Sure, if you’re a borrower, a zero-percent interest rate is a fantastic deal. But if the banks won’t lend money at that rate, what good does it do you?
Whether it’s even possible to install capital controls sufficient to restrict the flow of digital capital over the internet remains to be seen. In fact, it might even be argued that modern “currency wars” between various fiat/digital currencies of the world may be an expression of a crude attempt at “capital controls”.
In any case, you can bet that the world’s central banks want digital capital controls in order to restore their former power control economies by adjusting interest rates.
But, unless and until those [digital] capital controls are established, it may well be that the biggest threat to the power of central banks to control national or even global economies is ability of private creditors to move their capital to foreign countries.
Why move your capital to foreign economies?
One primary reason: In order to achieve some social engineering objective, the central bank in your country has done something sufficiently stupid to defy economic reality (like setting interest rates near zero) and thereby motivate domestic capital to flee to foreign countries that pay high rates of interest.

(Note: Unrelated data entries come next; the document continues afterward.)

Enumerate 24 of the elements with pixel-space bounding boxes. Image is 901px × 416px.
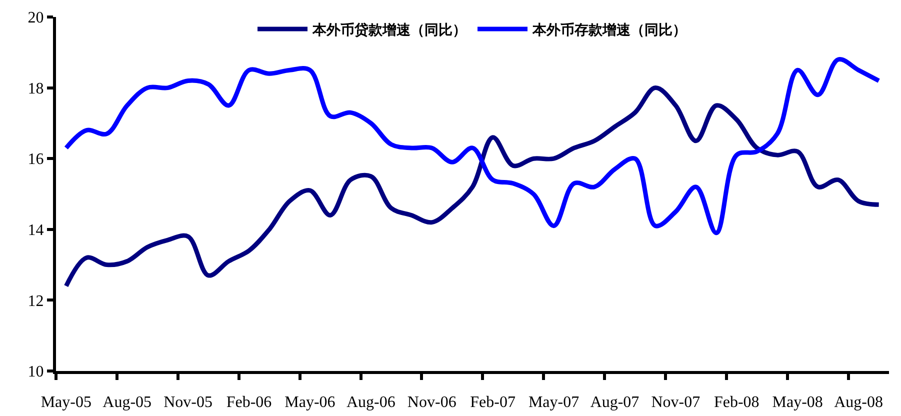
x-tick-label: May-08 xyxy=(772,394,823,412)
x-tick-label: Aug-07 xyxy=(590,394,640,412)
legend-label: 本外币存款增速（同比） xyxy=(532,22,686,39)
y-tick-label: 20 xyxy=(28,10,44,27)
x-tick-label: May-05 xyxy=(40,394,92,412)
x-tick-label: Feb-07 xyxy=(470,394,516,412)
x-tick-label: Feb-08 xyxy=(714,394,760,412)
x-tick-label: Aug-08 xyxy=(834,394,883,412)
line-series xyxy=(64,86,882,288)
x-tick-label: Aug-06 xyxy=(346,394,396,412)
legend-label: 本外币贷款增速（同比） xyxy=(312,22,466,39)
x-tick-label: May-07 xyxy=(528,394,580,412)
x-tick-label: Aug-05 xyxy=(102,394,152,412)
x-tick-label: Nov-05 xyxy=(164,394,213,412)
x-tick-label: Feb-06 xyxy=(226,394,272,412)
y-tick-label: 14 xyxy=(28,222,44,239)
x-tick-label: Nov-07 xyxy=(651,394,700,412)
y-tick-label: 16 xyxy=(28,151,44,168)
y-tick-label: 18 xyxy=(28,80,44,98)
y-tick-label: 12 xyxy=(28,292,44,310)
x-tick-label: Nov-06 xyxy=(407,394,456,412)
line-series xyxy=(64,57,882,236)
y-tick-label: 10 xyxy=(28,364,44,381)
x-tick-label: May-06 xyxy=(284,394,336,412)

Faced with the probability of being robbed by inflation and/or zero interest rates, private creditors will move their capital to foreign countries. Some will claim that these private financial moguls are unpatriotic when they export their capital. But, what is anyone’s “patriot duty” to allow themselves to be robbed–even by their own government and/or central bank?
The truth may well be that the “greedy S.O.B.s” who move their currency to whichever economy pays the highest rates of interest may be doing the world a great service. By moving their currency to the nations that pay the highest interest rates, the private speculators may be undermining and even destroying the central banks’ (and New World Order’s) capacity to rule individual nations and the globe.

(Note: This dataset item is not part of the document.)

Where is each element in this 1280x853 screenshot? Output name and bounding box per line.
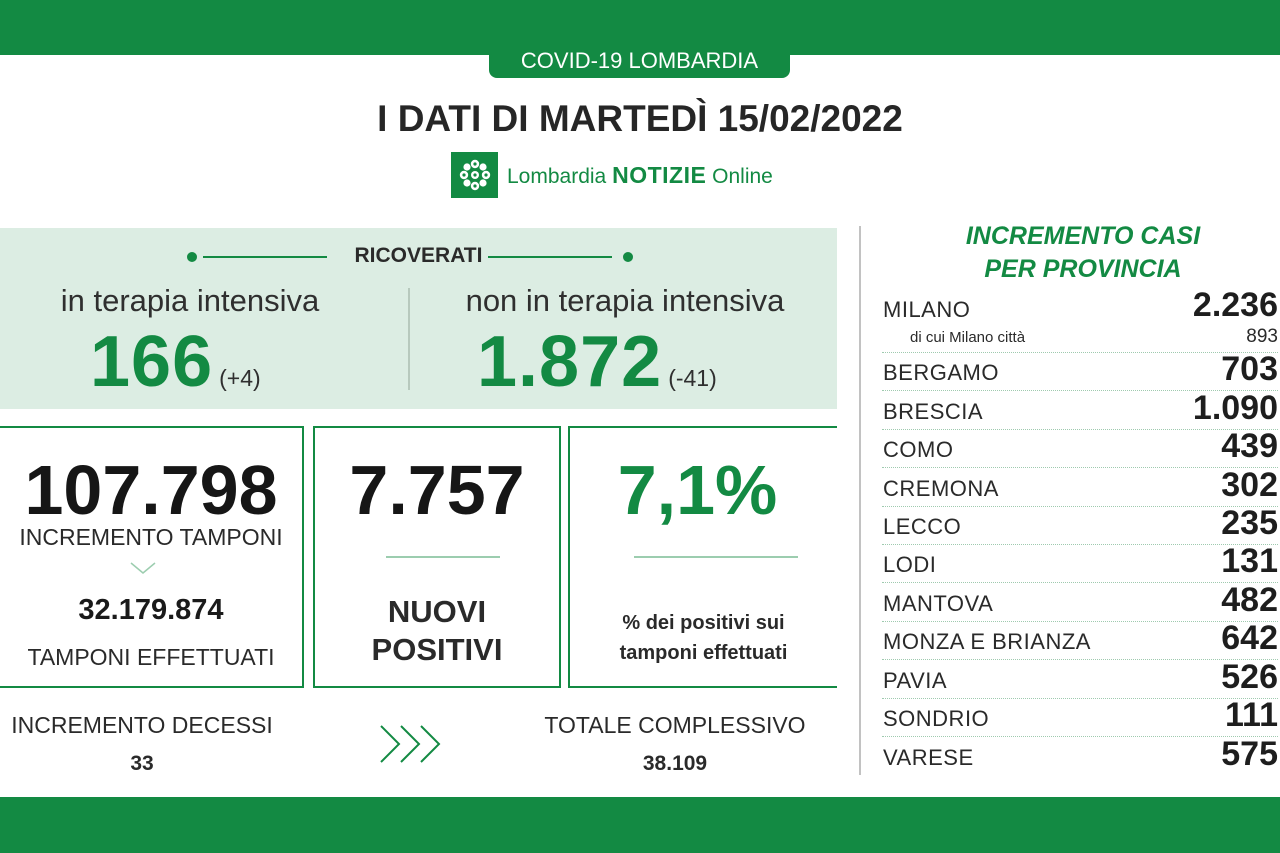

If so, we can expect one or more of the following:
1) The central banks will collapse;
2) The central banks will fight for their survival by somehow devising capital controls that prevent private speculators from moving capital around the world;
3) Digital currency (which makes money movement almost impossible to stop) will be eliminated (that’s certainly unlikely)
4) Private speculator access to digital currency (which makes money movement almost impossible to stop) will be eliminated or restricted to a maximum of, say, $10,000 per transaction or per day;
5) Faced with what may be a mortal threat (private creditors moving their digital currency around the world), central banks may react by launching a crusade against private creditors which causes those private creditors to be vilified, charged criminally and imprisoned.
It might be argued that the primary purpose of “FATCA” (Foreign Account Tax Compliance Act of A.D. 2010) is to take a preliminary steps towards establishing capital controls relative to the US. Under FATCA, digital currency can’t easily leave the US or enter the US without being reported and subjected to taxes high enough to discourage the movement of capital. FATCA hasn’t stopped the outflow of US currency, but it has restricted that outflow. By establishing reporting requirements for capital that moves outside the US or is earned by “US persons” outside the US, FATCA lays the foundation for later capital controls. First, the gov-co discovers where the capital is located and how much more capital is being earned. Later, based on those reports, the government may establish genuine controls that prevent the movement of known capital kept outside the country.
One way or another, you’ll see capital controls in your future. If there aren’t, you’ll see central banks fail.